ZHAO Qin, CAI Ming, XU Jing, et al. Preparation of Ganoderma lucidum Oligosaccharides by Enzyme Combined with Ultrasonic Technology and Its Proliferation Effect on Lactobacillus[J]. Science and Technology of Food Industry, 2021, 42(22): 223−229. (in Chinese with English abstract). doi: 10.13386/j.issn1002-0306.2021050106.
Citation: ZHAO Qin, CAI Ming, XU Jing, et al. Preparation of Ganoderma lucidum Oligosaccharides by Enzyme Combined with Ultrasonic Technology and Its Proliferation Effect on Lactobacillus[J]. Science and Technology of Food Industry, 2021, 42(22): 223−229. (in Chinese with English abstract). doi: 10.13386/j.issn1002-0306.2021050106.

Preparation of Ganoderma lucidum Oligosaccharides by Enzyme Combined with Ultrasonic Technology and Its Proliferation Effect on Lactobacillus

  • To explore the optimum conditions for the preparation of Ganoderma lucidum oligosaccharides by enzymatic hydrolysis and ultrasonic technology and the proliferation of oligosaccharides on Lactobacillus were studied. Conditions of enzymatic hydrolysis and ultrasonic treatment of Ganoderma lucidum aqueous extracts were optimized. Yields and structures of these oligosaccharides produced by 3000 Da ultrafiltration membrane were compared and analyzed, and the proliferation effect on Lactobacillus in vitro was investigated. Results showed that under the enzyme hydrolysis conditions of 9 h, temperature 50 ℃, pH5, enzyme dosage 1000 U/g substrate, ultrasonic time 60 min and ultrasonic power 480 W, the yield of Ganoderma lucidum oligosaccharides was the highest, about 1.76%, which was 61.46% higher than that in the raw materials.
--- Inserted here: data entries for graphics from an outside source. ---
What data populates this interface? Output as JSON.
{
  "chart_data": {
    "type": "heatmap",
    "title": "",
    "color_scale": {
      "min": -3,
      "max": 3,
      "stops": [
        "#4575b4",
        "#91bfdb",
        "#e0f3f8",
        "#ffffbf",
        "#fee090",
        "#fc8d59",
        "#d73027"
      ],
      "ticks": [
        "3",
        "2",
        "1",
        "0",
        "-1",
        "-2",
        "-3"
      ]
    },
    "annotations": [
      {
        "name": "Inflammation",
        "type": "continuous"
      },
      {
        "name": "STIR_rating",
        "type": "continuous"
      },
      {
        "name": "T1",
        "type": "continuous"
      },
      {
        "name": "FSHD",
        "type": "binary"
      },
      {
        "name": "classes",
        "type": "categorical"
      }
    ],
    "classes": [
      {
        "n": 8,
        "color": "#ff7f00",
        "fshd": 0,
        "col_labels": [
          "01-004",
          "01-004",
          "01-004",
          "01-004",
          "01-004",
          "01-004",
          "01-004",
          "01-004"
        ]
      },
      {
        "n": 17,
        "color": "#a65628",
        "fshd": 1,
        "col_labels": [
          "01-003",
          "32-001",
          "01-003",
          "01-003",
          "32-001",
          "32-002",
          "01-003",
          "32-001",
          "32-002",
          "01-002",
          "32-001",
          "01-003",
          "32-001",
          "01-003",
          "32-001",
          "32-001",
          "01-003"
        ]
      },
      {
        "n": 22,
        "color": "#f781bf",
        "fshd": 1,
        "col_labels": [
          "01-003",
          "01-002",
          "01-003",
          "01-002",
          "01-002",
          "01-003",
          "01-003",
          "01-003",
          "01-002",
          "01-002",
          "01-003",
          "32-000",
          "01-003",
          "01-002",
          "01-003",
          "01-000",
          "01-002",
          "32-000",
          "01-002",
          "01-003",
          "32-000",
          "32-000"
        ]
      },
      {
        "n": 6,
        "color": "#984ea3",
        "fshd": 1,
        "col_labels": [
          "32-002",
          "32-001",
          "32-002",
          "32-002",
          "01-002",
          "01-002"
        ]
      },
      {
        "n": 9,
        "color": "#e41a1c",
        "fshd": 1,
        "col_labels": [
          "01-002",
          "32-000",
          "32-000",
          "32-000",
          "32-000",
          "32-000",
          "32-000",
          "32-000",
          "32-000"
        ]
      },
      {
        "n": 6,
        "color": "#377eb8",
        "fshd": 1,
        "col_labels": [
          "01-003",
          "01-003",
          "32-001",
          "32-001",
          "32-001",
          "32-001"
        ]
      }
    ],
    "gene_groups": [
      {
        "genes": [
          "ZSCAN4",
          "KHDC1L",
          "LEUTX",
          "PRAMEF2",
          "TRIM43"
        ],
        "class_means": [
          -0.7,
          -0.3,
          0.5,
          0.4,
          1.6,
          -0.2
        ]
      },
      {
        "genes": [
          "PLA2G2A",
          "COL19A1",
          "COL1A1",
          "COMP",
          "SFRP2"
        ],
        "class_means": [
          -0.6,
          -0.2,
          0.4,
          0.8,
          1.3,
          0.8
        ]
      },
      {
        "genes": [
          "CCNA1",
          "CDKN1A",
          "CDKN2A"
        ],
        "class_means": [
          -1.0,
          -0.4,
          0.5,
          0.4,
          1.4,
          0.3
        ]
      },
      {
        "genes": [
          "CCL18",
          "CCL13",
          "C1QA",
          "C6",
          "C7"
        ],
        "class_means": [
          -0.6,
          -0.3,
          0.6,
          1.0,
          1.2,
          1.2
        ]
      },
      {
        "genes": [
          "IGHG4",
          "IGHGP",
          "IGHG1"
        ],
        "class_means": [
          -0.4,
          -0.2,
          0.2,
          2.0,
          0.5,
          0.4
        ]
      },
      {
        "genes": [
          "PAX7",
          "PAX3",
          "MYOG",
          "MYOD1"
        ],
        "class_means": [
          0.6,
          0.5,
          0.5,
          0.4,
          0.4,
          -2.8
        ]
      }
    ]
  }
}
It demonstrated that Ganoderma lucidum oligosaccharides had typical characteristics of β-glycoside bond and pyran ring compounds by FTIR. Ganoderma lucidum oligosaccharides had a good proliferation effect on Lactobacillus, and better than that of Ganoderma lucidum polysaccharides. This study would provide a basic technology for preparation of Ganoderma lucidum oligosaccharides and expand its application in the development of functional foods.